İçinizi Isıtacak Şifalı Tarifler
Zerdeçallı-Tarçınlı Mercimek Çorbası
Malzemeler (4 kişilik)
• 1 su bardağı kırmızı mercimek
• 2 baş kuru soğan
• 1 adet ince küçük havuç – beta karoten içeriğiyle yüksek antioksidan özellik göstermektedir.

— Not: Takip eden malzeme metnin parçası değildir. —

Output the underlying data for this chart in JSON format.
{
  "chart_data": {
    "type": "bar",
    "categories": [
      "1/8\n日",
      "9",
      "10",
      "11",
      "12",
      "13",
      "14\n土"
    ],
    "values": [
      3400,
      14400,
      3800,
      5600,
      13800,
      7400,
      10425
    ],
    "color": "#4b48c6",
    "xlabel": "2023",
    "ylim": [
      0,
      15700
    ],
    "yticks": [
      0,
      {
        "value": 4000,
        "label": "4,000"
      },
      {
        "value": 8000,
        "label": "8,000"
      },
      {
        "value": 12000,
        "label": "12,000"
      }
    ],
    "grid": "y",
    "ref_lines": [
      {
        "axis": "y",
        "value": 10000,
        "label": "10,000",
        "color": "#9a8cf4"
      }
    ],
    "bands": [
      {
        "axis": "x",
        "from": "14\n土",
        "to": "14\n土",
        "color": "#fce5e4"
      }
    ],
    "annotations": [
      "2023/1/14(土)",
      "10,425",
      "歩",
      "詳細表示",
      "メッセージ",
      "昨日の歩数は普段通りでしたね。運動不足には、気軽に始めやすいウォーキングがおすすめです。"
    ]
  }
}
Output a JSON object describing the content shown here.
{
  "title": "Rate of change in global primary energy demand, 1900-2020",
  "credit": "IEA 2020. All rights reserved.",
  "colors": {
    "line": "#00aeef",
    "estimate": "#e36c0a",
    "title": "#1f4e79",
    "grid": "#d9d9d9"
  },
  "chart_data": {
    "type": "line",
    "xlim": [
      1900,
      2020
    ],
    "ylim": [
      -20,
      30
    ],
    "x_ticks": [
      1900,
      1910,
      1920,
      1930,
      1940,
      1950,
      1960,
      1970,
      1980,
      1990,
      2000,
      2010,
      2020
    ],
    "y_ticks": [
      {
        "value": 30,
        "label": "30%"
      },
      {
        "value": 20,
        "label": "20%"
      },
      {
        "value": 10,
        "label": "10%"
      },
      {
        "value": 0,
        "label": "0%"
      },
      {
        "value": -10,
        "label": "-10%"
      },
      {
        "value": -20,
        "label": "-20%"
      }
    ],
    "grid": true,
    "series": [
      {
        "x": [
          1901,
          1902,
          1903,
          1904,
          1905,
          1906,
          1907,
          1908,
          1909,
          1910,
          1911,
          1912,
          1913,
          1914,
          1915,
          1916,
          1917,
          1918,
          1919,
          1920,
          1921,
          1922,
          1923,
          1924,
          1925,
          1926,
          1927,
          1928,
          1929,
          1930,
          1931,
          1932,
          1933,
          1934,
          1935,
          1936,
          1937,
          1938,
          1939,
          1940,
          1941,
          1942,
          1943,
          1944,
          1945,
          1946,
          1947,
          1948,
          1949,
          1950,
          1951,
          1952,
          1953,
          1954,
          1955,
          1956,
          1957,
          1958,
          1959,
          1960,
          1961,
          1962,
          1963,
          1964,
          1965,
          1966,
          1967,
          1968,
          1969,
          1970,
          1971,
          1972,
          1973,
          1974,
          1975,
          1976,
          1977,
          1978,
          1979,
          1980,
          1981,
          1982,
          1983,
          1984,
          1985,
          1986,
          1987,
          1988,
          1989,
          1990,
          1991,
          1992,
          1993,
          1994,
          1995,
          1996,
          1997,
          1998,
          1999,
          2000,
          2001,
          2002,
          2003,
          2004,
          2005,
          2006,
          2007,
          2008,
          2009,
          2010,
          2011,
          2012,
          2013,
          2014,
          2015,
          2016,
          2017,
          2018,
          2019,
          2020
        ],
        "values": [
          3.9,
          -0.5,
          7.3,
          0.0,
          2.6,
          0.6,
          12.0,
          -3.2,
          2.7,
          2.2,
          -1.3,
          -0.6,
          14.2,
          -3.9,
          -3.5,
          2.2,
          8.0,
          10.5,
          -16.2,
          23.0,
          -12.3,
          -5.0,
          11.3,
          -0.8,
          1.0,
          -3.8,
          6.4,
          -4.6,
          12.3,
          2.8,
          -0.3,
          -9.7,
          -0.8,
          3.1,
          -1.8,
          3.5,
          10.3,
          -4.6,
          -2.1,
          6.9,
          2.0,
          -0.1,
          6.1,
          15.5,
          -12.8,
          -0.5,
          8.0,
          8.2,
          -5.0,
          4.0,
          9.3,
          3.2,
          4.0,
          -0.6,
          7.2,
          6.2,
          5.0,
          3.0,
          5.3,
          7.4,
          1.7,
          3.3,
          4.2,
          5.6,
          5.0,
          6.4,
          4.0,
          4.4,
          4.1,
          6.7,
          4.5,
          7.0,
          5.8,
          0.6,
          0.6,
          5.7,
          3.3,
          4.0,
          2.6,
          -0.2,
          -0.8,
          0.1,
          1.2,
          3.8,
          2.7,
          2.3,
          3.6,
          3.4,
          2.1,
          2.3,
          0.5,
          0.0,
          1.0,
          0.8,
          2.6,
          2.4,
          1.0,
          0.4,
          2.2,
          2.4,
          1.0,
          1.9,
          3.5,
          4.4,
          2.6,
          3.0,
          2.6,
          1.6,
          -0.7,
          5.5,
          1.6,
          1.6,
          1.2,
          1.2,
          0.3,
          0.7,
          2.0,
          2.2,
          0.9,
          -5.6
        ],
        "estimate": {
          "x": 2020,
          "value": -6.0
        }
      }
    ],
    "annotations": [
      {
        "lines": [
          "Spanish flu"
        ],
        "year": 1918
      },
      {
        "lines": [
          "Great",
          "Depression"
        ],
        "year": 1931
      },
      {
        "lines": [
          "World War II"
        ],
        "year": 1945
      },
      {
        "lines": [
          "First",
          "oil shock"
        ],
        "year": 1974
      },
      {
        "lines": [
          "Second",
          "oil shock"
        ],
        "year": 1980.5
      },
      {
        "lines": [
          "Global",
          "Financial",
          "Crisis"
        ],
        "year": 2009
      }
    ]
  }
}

• 1 yemek kaşığı zeytinyağı
• 1 çay kaşığı toz zerdeçal- kolesterol düşürücü, bağışıklık sistemini güçlendirici özellik göstermekte
• 1/2 çay kaşığı toz tarçın-kan şekeri dengesini sağlamakta
• 1 tatlı kaşığı kırmızı pul biber-metabolizma hızını arttırmakta
• 1 tatlı kaşığı kuru nane
Kuru soğan ve havucu doğradıktan sonra tencereye koyun, mercimeği ekleyin. Tüm malzemenin üzerini 4 parmak geçecek kadar su ekleyin ve kısık ateşte haşlanmaya bırakın. Tüm malzemeyi blenderize ettikten sonra baharatları ekleyin. Kısık ateşte 2-3 dk daha pişirdikten sonra 2 yemek kaşığı zeytinyağını ekleyin ve tekrar karıştırın. ¼ dilim limon ile çorbanız servise hazır.
Ekinezya Çayı
İnülin içeriğiyle ekinezya çayı yine vücudun savunma mekanizması bağışıklık sistemimizi desteklemektedir. Şubat-Mart aylarında 5’er günlük ekinezya çayı kürünüzü hazırlayın.
Malzemeler
• 1 poşet ekinezya çayı
• 1 poşet ıhlamur çayı
• 2 dilim portakal kabuğu
• 1 küçük parça kabuk zencefil
5 gün ardı ardına 500 ml sıcak suda tüm malzemeleri 8-10 dk demledikten sonra 2 fincan tüketin. Her yeni gün taze malzemelerle çayınız taze demleyin. 12 gün ara verin, takip eden zamanda çayınızı hazırlamayı ihmal etmeyin. Bu çayı çocuklarınıza da güvenli bir şekilde içirebilirsiniz. Gebelik döneminde ise zencefil hariç diğer malzemelerle hazırlayarak tüketilebilir.
Sofranızın Tuzunu Baharatlarla Hazırlayın
Sofranın vazgeçilmez elemanı tuz! Siz hayatınıza bir yenilik getirin ve baharatlarınız “tuzunuz“ olsun:
• 2 yemek kaşığı fesleğen
• 2 yemek kaşığı karabiber
• 1 yemek kaşığı kekik
• 1 çay kaşığı toz zencefil
• 1 tatlı kaşığı kimyon
Tüm baharatları toz halinde boş bir tuzlukta harmanlayın, sofranızda tuz yerine baharat karışımınız ile yemeklerinizi lezzetlendirin.
Ayva Tatlısı
Malzemeler (6 kişilik)
• 3 orta boy ayva (ikiye böldükten sonra çekirdeklerini çıkarın)
• 6 yemek kaşığı pekmez
• 4 orta boy elma
• 1 yemek kaşığı silme toz tarçın
• ½ çay bardağı taze sıkılmış limon suyu
• 4 tane karanfil
• 200 gr sade light dondurma
Ayvaların kabuklarını soyup ortadan ikiye bölün, çekirdeklerini çıkarttıktan sonra tencereye yerleştirin, bir miktar su ekledikten sonra kısık ateşte 10 dk pişirin. 10 dk sonra 6 yemek kaşığı pekmezi ayvaların üzerine gezdirin, ½ çay bardağı limon suyunu ayvaların üzerine gezdirin 4 tane karanfili tencereye ekledikten sonra kapağını kapatın kısık ateşte pişmeye bırakın. Ayrı tencerede elma rendesini 1 parmak su + 1 yemek kaşığı toz tarçın ekleyerek pişirin, hafif jölemsi kıvama geldiğinde altını kapatın. Ayvaların da hafif piştiğinden emin olduktan sonra altını kapatın. Soğumaya bırakın.
1 adet ayvayı servis tabağınıza yerleştirin, 2 yemek kaşığı pişmiş elma püresini ayvanın orta kısmına koyun, 2 top sade dondurma ile ayva tatlınız servise hazır.